I'm squishy about universal care; recent health insurance problems makes me far less keen on the current system than others might be. And watching my father--whose combination of Medicare and military health care--get the same care as other people makes me less afraid of universal care.

I'm not entirely sold. As I've stated before, I grew up a military brat and waited 12 hours for a doctor to tell me to take a Tylenol for strep throat or 5 hours for an x-ray read. I still think those problems will persist in any universal system the U.S. acquires.

Mainly, though, like most people squishy about universal care, I worry about innovation.

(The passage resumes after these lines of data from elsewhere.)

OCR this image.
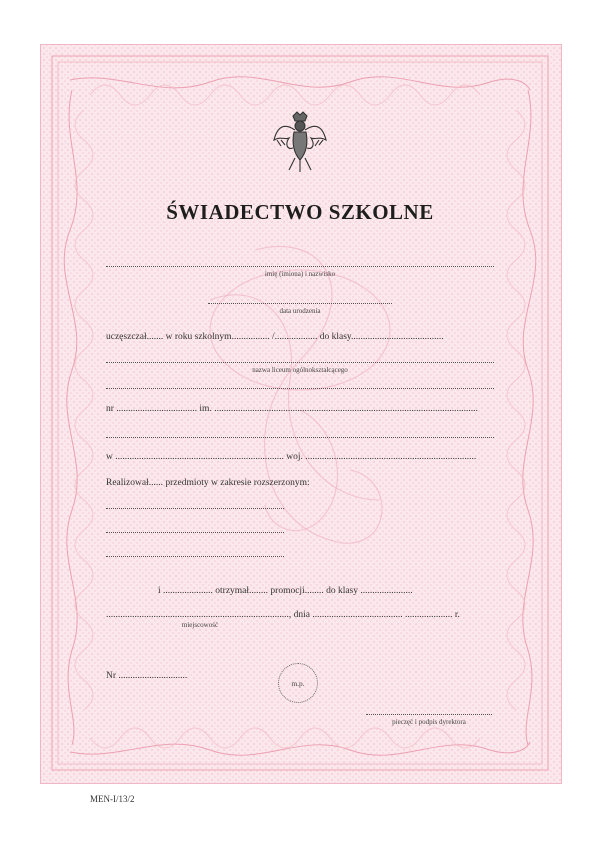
ŚWIADECTWO SZKOLNE
imię (imiona) i nazwisko
data urodzenia
uczęszczał....... w roku szkolnym................ /.................. do klasy.......................................
nazwa liceum ogólnokształcącego
nr .................................. im. ...............................................................................................................
w ....................................................................... woj. ........................................................................
Realizował...... przedmioty w zakresie rozszerzonym:
i ..................... otrzymał........ promocji........ do klasy ......................
............................................................................., dnia ...................................... .................... r.
miejscowość
Nr .............................
m.p.
pieczęć i podpis dyrektora
MEN-I/13/2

Would universal care cause innovation to dry up? Cohn thinks not, given that many of the "innovations" pharmaceutical companies have created in the last 10 years are just repackaged versions of their old, expiring patented drugs.

Cohn thinks our greatest asset is the National Institutes of Health, our government behemoth which sponsors a variety of medical researches. I can understand why. There's just not always much incentive in the private sector for making one's product obsolete. Why cure cancer if you can manage it for 40 years and make a profit?

There are, of course, scientists more interested in cures than management. My husband told me last night about some doctors who have been working on a cure for Alzheimer's, and the cure might be available in the next 10 to 20 years. After watching the debilitating effects of the disease on my father (it's difficult to watch him not remember the house he's lived in for 20 years), any hope for a cure is welcome.

I'm not sure universal care will be as rosy as the picture Cohn creates. But, regardless of my skepticism, it seems likely to me we will head in a universal health care direction in the next 10 years or so.